To be honest, since the word “curating” arose from the art world to be deftly employed in a wide variety of performances and events, it has become a fashionable line of work, and this perfectly reflects how effective the market dominated by consumerism always is. If any given event bandies the word “curation” – brimming as it is with the concept of creativity – anticipation about what wonderful thing is about to blossom forth like a flower fills the hearts of everyone, be they aesthetes or intellectuals, the urbane or the provincial. This makes me think of a food dish. Provençal ratatouille is a kind of stew, made with onions, bell peppers, courgettes, aubergines, squash, garlic and lots of spices.

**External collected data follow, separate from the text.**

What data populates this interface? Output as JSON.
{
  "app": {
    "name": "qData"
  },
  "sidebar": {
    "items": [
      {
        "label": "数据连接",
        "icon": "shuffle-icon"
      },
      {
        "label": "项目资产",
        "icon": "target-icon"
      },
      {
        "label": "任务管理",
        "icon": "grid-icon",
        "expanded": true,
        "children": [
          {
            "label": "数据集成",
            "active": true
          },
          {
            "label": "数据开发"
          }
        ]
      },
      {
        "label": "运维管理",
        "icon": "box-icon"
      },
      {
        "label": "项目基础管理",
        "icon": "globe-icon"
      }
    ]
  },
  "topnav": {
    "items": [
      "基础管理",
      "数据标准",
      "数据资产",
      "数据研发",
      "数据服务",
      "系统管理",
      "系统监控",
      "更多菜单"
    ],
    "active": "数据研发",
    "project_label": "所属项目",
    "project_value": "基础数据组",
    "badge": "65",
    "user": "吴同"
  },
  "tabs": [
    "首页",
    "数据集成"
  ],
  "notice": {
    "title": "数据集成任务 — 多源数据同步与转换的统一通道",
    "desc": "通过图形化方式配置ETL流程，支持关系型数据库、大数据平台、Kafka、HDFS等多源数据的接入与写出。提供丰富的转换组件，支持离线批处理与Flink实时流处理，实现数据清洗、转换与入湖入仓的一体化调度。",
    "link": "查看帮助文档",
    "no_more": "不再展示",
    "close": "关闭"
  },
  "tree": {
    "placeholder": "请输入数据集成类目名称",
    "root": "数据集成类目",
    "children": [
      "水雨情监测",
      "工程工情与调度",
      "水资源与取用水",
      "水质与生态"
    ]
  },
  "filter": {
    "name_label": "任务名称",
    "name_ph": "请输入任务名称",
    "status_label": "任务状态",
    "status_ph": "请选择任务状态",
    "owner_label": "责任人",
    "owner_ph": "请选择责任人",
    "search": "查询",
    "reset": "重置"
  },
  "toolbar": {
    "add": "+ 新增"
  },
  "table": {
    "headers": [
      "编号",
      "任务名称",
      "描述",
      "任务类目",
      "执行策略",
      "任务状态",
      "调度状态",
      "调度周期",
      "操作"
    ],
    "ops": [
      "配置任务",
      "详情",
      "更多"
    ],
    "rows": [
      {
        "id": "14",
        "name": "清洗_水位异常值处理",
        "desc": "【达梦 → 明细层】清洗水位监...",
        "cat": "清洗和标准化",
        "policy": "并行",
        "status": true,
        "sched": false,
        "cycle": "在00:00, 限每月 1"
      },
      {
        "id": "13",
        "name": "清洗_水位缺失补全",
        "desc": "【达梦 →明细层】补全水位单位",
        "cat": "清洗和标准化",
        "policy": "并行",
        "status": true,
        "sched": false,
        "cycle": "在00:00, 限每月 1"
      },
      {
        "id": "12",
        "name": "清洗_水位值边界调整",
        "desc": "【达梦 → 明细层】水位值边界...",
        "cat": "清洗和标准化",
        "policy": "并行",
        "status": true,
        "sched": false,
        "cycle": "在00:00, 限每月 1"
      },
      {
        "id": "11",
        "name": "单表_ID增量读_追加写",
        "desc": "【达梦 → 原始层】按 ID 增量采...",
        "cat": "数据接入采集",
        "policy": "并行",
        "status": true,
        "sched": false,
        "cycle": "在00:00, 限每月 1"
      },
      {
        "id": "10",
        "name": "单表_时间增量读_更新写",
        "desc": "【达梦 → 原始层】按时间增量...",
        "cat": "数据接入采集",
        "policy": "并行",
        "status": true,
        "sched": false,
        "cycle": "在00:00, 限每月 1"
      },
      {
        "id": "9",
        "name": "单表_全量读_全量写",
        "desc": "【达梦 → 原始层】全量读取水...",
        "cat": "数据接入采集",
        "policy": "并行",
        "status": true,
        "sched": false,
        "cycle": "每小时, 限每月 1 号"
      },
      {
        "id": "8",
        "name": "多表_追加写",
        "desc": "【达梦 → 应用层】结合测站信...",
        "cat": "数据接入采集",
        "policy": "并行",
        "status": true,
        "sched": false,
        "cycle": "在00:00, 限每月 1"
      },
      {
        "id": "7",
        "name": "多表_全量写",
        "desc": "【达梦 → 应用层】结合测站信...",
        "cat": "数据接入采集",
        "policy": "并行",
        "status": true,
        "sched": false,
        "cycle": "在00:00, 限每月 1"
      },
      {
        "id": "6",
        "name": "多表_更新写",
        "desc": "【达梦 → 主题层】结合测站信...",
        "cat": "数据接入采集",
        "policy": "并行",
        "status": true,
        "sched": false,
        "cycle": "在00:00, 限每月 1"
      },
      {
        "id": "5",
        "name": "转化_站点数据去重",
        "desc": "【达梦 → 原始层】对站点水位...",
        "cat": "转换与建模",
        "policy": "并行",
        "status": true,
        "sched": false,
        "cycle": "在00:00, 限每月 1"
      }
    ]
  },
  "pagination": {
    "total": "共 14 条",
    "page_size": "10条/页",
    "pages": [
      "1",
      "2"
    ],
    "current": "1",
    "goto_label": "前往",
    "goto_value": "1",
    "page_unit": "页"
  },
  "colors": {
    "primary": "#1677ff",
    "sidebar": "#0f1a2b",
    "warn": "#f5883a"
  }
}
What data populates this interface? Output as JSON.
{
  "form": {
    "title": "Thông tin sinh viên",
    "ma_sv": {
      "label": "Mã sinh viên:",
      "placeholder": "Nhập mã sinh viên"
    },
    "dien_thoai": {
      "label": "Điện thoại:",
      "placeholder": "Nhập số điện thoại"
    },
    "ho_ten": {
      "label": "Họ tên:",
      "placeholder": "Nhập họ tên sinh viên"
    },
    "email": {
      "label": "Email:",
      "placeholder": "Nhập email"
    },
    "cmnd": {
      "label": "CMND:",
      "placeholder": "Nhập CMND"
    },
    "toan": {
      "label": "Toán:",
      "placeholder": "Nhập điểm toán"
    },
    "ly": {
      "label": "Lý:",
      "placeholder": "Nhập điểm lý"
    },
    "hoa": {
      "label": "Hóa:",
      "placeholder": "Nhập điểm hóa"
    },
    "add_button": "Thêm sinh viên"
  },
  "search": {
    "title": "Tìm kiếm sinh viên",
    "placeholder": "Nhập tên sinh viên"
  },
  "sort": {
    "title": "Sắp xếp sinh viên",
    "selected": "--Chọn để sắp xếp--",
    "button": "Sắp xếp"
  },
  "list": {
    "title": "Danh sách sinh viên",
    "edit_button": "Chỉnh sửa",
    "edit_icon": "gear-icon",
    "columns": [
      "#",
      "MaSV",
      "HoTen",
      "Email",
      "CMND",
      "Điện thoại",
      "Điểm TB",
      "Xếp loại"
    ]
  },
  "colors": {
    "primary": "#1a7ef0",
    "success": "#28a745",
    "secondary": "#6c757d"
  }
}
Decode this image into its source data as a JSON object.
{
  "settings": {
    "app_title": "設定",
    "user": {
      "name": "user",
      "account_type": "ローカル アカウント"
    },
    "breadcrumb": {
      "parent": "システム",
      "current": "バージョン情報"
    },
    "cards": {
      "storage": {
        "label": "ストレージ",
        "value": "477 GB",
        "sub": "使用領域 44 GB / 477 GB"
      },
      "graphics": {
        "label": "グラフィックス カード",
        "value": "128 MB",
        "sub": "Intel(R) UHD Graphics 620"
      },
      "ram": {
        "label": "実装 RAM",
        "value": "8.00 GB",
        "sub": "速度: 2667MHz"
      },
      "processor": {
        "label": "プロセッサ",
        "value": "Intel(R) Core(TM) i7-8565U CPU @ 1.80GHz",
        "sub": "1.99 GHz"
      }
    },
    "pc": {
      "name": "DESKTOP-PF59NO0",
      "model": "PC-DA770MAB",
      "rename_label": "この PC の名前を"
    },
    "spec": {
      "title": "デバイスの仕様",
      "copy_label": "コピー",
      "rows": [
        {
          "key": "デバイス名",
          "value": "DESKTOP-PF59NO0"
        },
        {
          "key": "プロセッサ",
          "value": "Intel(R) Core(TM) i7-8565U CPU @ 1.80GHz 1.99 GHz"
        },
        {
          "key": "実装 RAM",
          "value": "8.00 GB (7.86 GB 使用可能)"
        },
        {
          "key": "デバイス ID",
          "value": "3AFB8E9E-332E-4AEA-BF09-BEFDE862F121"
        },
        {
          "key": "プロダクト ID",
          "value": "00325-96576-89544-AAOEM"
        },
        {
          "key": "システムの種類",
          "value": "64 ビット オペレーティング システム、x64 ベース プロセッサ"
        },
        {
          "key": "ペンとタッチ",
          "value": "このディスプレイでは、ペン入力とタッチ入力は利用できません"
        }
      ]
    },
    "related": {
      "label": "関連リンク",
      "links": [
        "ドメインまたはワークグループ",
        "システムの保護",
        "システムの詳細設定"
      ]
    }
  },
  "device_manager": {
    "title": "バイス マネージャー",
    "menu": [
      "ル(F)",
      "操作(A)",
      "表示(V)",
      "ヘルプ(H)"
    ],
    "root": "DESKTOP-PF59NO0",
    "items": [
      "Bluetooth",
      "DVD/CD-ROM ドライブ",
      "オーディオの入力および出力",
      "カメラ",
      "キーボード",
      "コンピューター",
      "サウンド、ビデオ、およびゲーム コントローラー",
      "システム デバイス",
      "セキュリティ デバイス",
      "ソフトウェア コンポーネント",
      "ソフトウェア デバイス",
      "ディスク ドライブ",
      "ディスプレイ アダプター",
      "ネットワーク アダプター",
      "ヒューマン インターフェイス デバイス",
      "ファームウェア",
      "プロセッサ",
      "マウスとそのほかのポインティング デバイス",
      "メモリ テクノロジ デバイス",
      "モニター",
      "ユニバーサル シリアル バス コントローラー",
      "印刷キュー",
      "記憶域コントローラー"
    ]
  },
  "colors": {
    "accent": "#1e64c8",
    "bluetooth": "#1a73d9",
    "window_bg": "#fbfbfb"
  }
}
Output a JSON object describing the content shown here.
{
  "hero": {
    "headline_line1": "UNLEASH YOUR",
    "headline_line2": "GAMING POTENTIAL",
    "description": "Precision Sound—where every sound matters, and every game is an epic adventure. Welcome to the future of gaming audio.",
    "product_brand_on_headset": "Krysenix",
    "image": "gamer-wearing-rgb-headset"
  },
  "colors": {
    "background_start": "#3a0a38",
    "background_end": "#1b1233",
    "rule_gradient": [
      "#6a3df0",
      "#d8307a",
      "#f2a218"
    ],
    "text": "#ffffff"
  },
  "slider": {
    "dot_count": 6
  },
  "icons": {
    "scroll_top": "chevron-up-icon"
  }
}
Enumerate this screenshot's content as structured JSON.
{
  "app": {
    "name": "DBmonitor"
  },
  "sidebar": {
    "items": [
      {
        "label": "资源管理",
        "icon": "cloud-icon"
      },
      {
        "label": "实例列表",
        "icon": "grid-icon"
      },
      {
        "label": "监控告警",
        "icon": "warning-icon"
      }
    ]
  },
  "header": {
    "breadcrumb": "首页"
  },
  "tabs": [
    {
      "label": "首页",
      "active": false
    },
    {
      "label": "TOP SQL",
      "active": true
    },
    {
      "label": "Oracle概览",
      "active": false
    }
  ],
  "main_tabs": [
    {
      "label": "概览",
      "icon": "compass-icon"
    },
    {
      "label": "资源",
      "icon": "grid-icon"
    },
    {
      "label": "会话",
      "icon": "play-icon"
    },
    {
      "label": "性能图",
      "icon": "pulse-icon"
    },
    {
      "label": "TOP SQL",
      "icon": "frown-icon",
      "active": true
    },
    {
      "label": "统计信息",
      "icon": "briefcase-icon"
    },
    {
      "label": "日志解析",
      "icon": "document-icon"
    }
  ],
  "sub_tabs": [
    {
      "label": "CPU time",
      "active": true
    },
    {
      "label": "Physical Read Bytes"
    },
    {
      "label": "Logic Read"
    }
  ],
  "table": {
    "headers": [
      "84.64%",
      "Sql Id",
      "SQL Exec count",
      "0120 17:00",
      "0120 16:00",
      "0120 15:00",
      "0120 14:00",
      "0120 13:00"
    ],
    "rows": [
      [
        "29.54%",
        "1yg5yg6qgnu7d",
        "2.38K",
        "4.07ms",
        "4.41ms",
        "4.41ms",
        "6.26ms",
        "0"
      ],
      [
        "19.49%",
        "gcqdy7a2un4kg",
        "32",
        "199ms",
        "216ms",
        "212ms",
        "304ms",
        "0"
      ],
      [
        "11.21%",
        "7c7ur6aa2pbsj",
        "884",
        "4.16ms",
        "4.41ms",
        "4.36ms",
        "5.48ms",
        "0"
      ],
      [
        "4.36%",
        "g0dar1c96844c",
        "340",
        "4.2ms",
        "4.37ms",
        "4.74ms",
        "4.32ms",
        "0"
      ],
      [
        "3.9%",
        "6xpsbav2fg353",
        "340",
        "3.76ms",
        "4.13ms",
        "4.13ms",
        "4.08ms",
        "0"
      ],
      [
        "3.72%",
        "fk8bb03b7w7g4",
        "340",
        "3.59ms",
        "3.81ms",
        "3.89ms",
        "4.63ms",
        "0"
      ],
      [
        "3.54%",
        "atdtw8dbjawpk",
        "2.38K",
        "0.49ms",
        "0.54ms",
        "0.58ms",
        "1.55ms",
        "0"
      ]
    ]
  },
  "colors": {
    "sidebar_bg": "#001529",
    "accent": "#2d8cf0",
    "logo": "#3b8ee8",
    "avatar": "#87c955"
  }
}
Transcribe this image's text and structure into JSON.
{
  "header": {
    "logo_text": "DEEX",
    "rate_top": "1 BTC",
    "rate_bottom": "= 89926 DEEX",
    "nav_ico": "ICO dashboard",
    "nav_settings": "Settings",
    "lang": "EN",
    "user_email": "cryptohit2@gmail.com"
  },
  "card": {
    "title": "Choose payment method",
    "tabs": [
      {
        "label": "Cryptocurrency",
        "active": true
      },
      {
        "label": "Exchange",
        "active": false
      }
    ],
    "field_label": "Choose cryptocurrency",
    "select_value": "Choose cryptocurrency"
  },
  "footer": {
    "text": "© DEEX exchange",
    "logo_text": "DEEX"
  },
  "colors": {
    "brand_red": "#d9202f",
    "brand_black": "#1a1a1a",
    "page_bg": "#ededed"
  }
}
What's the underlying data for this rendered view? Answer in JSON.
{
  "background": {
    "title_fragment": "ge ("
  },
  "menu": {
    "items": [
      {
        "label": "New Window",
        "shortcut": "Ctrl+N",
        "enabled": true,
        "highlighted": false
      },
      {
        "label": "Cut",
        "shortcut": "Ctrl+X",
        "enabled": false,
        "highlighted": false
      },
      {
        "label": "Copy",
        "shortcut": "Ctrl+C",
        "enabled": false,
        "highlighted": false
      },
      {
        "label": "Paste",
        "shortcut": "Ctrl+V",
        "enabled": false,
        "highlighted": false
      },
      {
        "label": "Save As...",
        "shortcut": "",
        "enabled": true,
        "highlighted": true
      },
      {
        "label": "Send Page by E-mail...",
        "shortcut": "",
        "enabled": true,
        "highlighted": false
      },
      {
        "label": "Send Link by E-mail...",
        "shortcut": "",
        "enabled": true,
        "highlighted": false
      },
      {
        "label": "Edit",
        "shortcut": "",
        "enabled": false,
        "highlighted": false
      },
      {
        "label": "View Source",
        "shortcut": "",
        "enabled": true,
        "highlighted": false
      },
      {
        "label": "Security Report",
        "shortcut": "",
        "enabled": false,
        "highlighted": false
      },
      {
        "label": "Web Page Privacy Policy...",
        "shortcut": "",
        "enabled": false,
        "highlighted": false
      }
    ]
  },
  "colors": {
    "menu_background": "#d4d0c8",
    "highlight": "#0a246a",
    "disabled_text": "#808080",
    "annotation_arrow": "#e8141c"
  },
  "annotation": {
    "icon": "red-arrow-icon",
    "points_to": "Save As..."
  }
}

This culinary agglomeration is born out of chaos, but its different vegetables blend perfectly to arouse the taste buds with fiery desires. I imagine curating to be a lot like ratatouille: it must go through a conscious process of disorder, eschewing stability. Meaning, meaninglessness, harmony, contradiction, the knowable, the unknowable…we place disparate elements together within the same clear milieu and find the explanation of an exhibition that is most reasonable to us. Ultimately, whether the customer buys, or a debate erupts over whether it is real or phony, or it is spectacular enough to satisfy everyone’s expectations, curating itself is not the answer. Nonetheless, it attempts to take a stance and to express a perspective. And yet these objectives are not always “effective”. Actually, when we speak of curating, there is always a lot to talk about.

 

Jo HSIAO
Jo Hsiao earned a master’s degree in museum studies from the University of Leicester in England and is currently a senior curator at Taipei Fine Arts Museum. Since 2015, she has curated several mixed-form exhibitions, including Testimony of Food: Ideas and Food (2015), Alice’s Rabbit Hole: Everyday Life Comprehensible and Incomprehensible (2015), Under the Azure Sky: Life between Delight and Discomfort (2016), Arena – An Adventurous Expression of the Dual Engagement of Exhibition and Performance (2017), and Cross through the Magical Mirror, and Enter a New World! (2018).